Tips to make it cost less to exercise again after the holidays
Is it difficult for you to go back to the gym without throwing in the towel? … It’s the most normal thing in the world, so don’t feel bad about being tempted to give up the sport “for good.” It is temporary and you only have to take the first step to resume the exercise.
It is essential to know that you are in a period of adaptation. Give yourself a little time. Allow 1 or 2 weeks for your body to get used to the routine of your workouts again and for you to get back in shape enjoying each new sporting challenge. Sounds good, but when push comes to shove, getting back to training can be tough. To make reinstatement easier, these are the keys:
1. Decide the day you are going to train again and plan your return
Exercising should be a rewarding activity for you. Don’t get obsessed with starting going to the gym on a certain day. Only start when you are ready. When you return from vacation, you may have other priorities. Set the date that works for you and start training again when you are ready and motivated enough.
2. Progressive effort
So that the return to training is not so hard that it makes you throw in the towel ahead of time, respect the adaptation period that your body needs. Make a general tune-up for at least one or two weeks in which, the ideal is to do a global training, in a circuit, so that you work, together, the large muscle groups. In your new beginning, gradually increase the effort. A guideline can be to train in sessions that do not exceed one hour in duration and leaving a day of rest between one and the other.
3. Forget about weight training
Don’t make your return to the gym harder than necessary. The first exercises you do should serve to gain tonicity and strength in your muscles, as well as agility in your joints. Your first routines when it comes to going back to the gym after an injury or going back to training after a rest period should always be without working with extra weight.
4. Get ready!
Starting the season with something new is a good idea. You can always resume your workouts by repeating the last routines carried out before the holidays, but another option, more advisable, is to dare with some new exercise, try a new machine or even approach a sports discipline that you have not practiced before.
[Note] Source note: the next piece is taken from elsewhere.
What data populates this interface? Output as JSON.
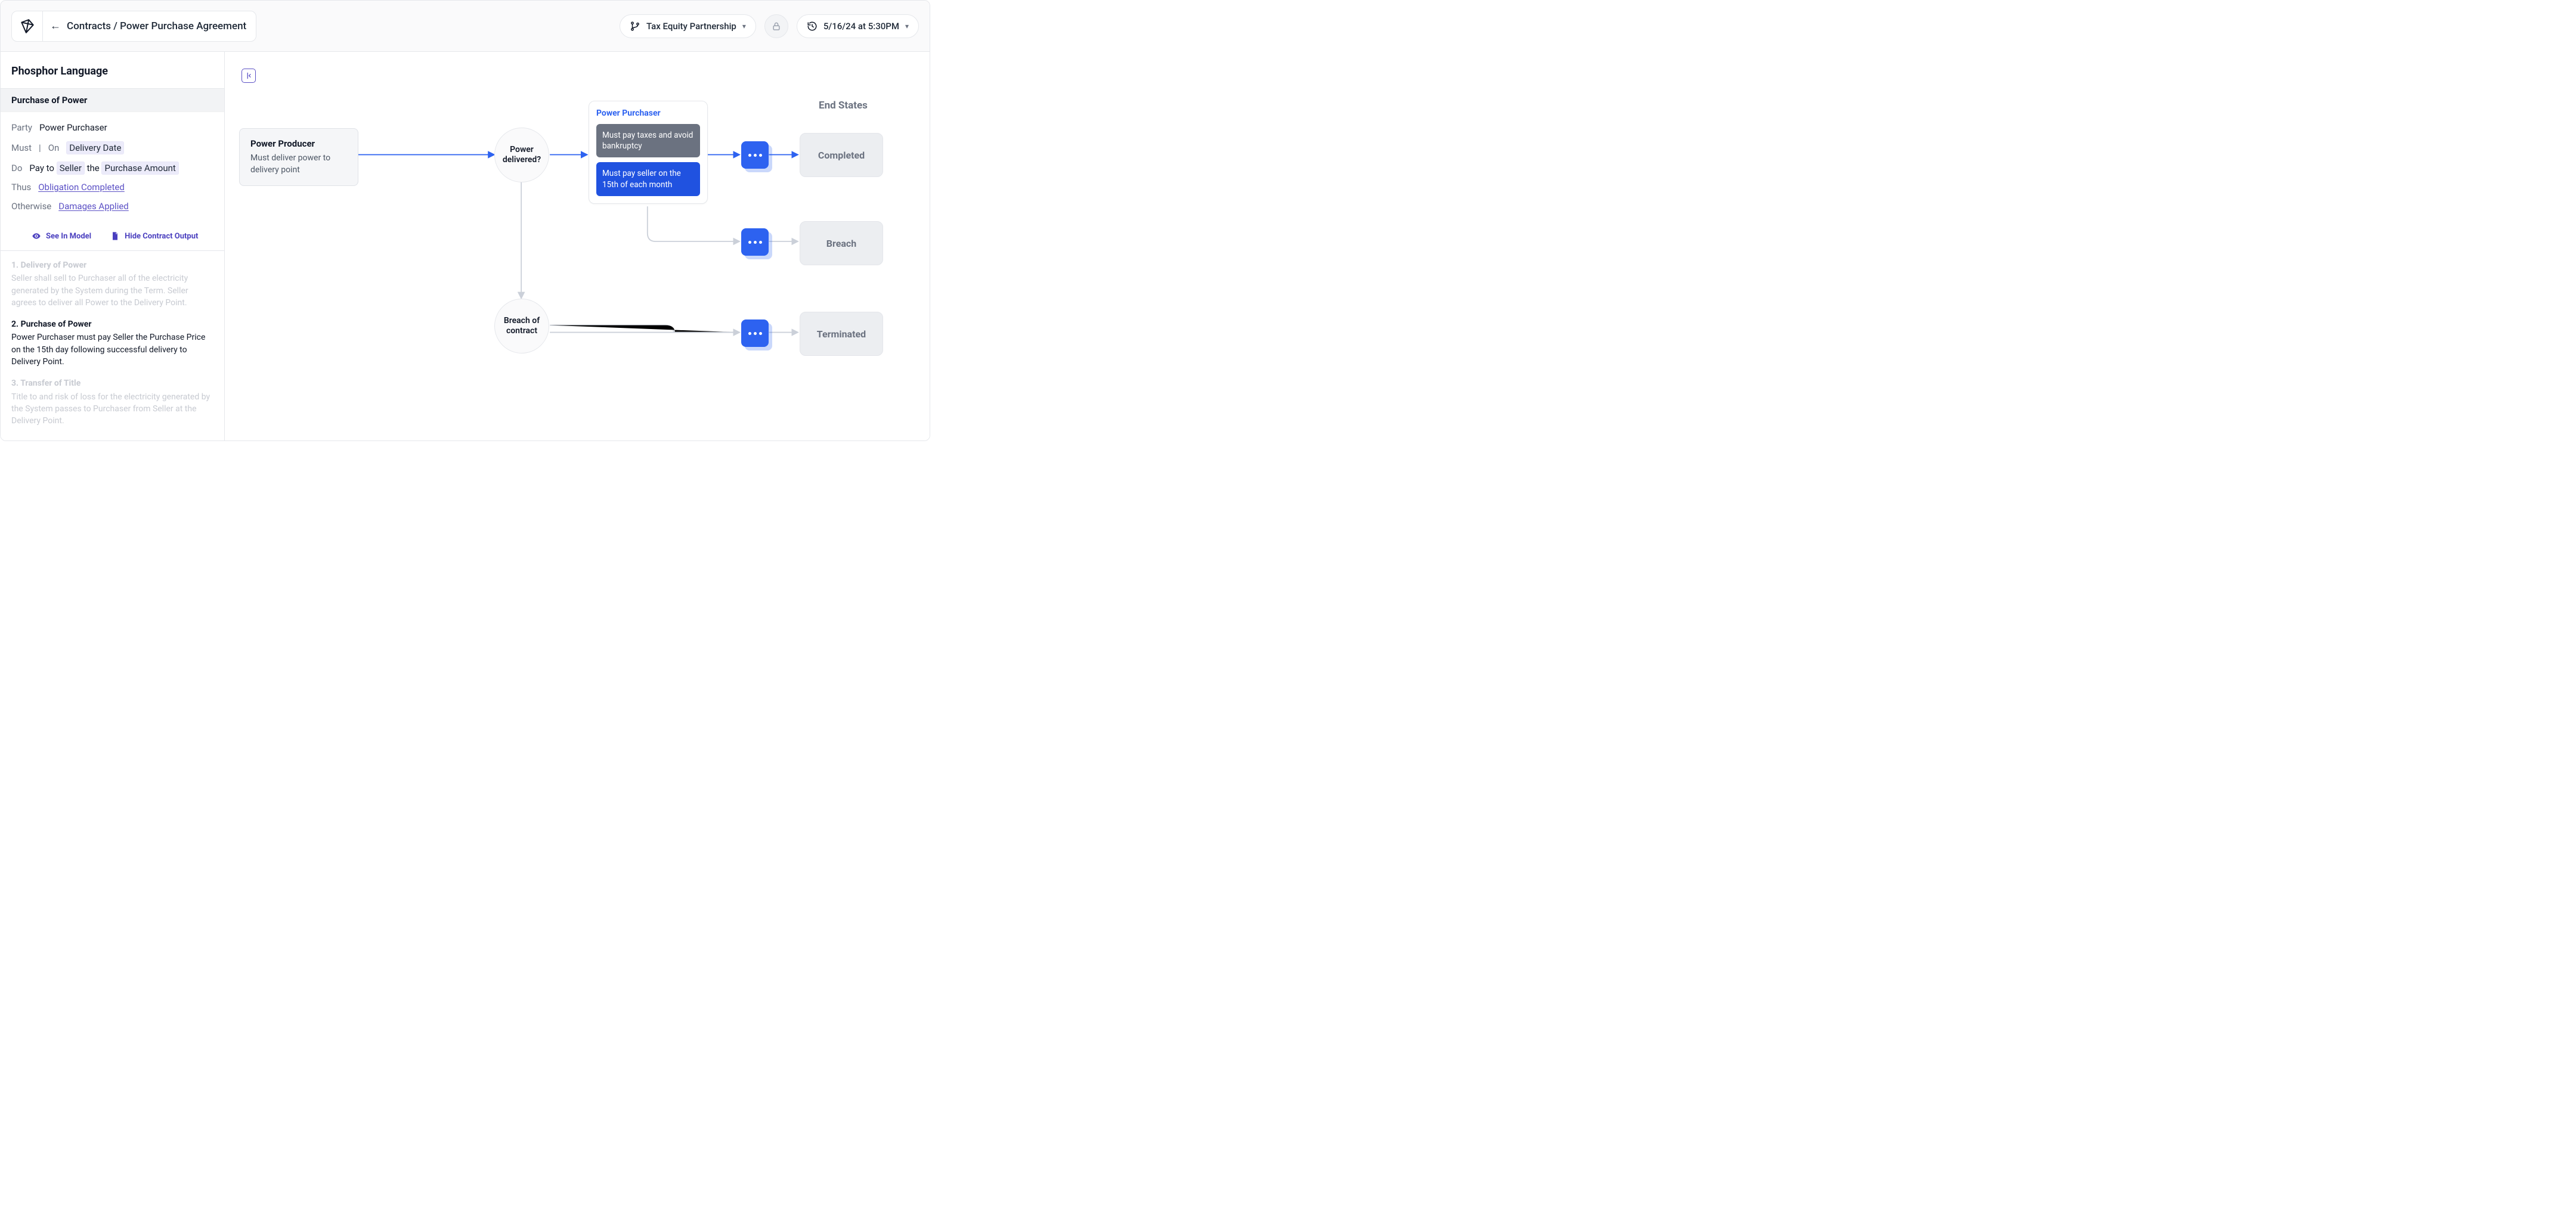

Have you never tried to do your exercises with the help of a pulley? Do you know the advantages of training with elastic bands? … Because this can be an excellent time to introduce some changes in your workouts. Also premieres equipment. A new running shoe or a new accessory (rope, ball, hoop …) can become the best incentive to make the return to training much easier.
Great solution to have an extra motivation that leaves laziness behind when it comes to training again. Joining a running group or group spinning classes are a “plus” for you to start the new season with extra motivation.
6. Balanced diet
You do not have to go on a diet after the holidays, but if you accompany your return to exercise with a balanced diet, the return will be easier and you will more easily obtain the results you want.